Why? You’ll search in vain for a statement of the reason. In fact, you get a direct admission about halfway down that the writer of the article and the people interviewed don’t really have the first clue as to why this is – “theories” include “gaps in sex education” (you’re kidding, right?), the “cost of birth control” (did it go up? If it’s constant, how would it explain a decline in its use?), “declining insurance coverage”, “fears of possible side effects of contraceptives” and “personal attitudes about childbearing” (!)

That’s right, folks, they can’t even tell us whether the number of people who are trying to conceive has changed!

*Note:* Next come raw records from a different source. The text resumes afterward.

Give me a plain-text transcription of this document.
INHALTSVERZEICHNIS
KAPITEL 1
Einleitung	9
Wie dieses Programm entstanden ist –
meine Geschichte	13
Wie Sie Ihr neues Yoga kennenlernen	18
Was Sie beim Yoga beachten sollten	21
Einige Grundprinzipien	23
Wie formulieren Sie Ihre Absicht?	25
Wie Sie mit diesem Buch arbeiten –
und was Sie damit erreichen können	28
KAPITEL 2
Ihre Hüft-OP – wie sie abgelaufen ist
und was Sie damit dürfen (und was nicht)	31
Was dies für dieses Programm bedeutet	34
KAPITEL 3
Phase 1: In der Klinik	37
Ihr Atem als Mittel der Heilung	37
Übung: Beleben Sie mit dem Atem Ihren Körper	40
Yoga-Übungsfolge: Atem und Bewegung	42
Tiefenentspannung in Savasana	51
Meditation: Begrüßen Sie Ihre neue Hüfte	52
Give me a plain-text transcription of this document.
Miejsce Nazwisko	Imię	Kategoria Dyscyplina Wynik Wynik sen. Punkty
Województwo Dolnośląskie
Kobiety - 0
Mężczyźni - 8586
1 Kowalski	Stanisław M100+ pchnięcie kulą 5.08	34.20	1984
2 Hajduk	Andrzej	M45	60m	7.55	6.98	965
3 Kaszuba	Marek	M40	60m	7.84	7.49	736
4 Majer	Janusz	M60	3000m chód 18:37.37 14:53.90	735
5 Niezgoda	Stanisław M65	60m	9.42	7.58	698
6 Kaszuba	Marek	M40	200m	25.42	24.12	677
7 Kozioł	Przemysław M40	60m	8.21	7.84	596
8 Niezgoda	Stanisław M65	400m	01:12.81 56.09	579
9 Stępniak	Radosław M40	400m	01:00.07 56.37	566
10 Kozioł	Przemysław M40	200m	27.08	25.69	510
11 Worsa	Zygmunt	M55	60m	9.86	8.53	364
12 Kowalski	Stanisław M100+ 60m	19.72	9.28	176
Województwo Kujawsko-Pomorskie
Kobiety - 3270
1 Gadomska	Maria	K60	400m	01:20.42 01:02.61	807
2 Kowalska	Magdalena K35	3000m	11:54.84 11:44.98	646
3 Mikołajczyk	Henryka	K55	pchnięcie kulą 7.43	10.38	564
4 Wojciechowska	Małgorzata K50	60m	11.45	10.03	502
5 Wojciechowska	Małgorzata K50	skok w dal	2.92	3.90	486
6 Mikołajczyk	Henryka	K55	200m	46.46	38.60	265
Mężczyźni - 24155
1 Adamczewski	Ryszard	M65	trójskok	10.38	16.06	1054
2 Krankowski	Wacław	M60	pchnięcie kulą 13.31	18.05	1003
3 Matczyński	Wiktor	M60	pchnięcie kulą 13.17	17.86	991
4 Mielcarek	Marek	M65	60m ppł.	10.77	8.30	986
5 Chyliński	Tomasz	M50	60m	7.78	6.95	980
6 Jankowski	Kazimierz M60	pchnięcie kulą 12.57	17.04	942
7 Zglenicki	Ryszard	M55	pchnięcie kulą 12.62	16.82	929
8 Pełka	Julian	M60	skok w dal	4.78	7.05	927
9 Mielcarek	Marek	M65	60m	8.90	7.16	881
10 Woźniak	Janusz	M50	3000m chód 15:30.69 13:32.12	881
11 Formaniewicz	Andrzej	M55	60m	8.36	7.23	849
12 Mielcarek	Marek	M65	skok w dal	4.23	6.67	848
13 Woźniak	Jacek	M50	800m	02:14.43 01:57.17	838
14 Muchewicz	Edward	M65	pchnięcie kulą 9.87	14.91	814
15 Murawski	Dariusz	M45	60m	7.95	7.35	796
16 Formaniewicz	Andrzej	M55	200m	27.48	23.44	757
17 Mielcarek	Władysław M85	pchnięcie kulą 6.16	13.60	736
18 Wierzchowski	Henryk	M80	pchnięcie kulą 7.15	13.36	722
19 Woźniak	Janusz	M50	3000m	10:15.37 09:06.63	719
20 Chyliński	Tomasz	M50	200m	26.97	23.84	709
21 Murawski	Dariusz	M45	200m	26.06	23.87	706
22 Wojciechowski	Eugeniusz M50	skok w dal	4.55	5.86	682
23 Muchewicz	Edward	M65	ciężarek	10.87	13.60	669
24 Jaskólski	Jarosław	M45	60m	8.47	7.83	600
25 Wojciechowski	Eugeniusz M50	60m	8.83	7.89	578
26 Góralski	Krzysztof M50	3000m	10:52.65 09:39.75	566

This right there is crucial information in determining whether a decline in birth control use is “alarming” or “completely expected”. And you’ll search in vain for any mention of whether all or part of the population interviewed is married, or whether the proportion of married women in the sample and in the population at large increased.

Here again – “The December report did not tabulate unintended pregnancies, though preliminary information from the Centers for Disease Control and Prevention found a slight increase in the birth rate in 2003, most notably in women older than 30.” Are these people trying to confuse us by talking about unintended pregancies (by admitting they don’t have a fricking clue about them), then switching to the overall birth rate to point out an increase there? The quality of the propaganda is disappointing – is this the best they can do?

And yet, given such staggering ignorance, half the article consists of crap about uninsured Americans, abstinence education, ignorance about birth control, and other things that haven’t even been established as having anything at all to do with the purported subject of the article. Paul Blumenthal of Johns Hopkins even pushes the theory that “more women have found the cost of birth control burdensome.”

As compared to what? Having a baby? Are you kidding me? And look at this gem: “It is absolutely unconscionable that women have a co-pay of $20 or $25 [a month] for contraceptives and men are getting off scot-free”. Yes, it’s “unconscionable’ that people are buying birth control with their own frigging money! And the only way that men are getting off “scot-free” is if they’re not married to the woman (otherwise, they’re damn well chipping in for the cost), and in that case, she’s taking an awfully big risk of disease if her pills are the only protection used.

And finally, we see a quote suggesting a “considerable drop” in comprehensive sex education from 1988 to 2000″, followed immediately by “Blumenthal has encountered women who mistakenly believe they are infertile because of age or confusion about a missed period” – as if women who think they’re infertile because of age could have possibly been affected by the considerable drop in comprehensive sex education since 1988! Such women are at most 35 years old!

You know, when I heard about the big bad leftist news media that was going to swing elections 15 points and all that, I expected better propaganda than this. With that kind of pathetic effort, it’s no wonder they went down in flames.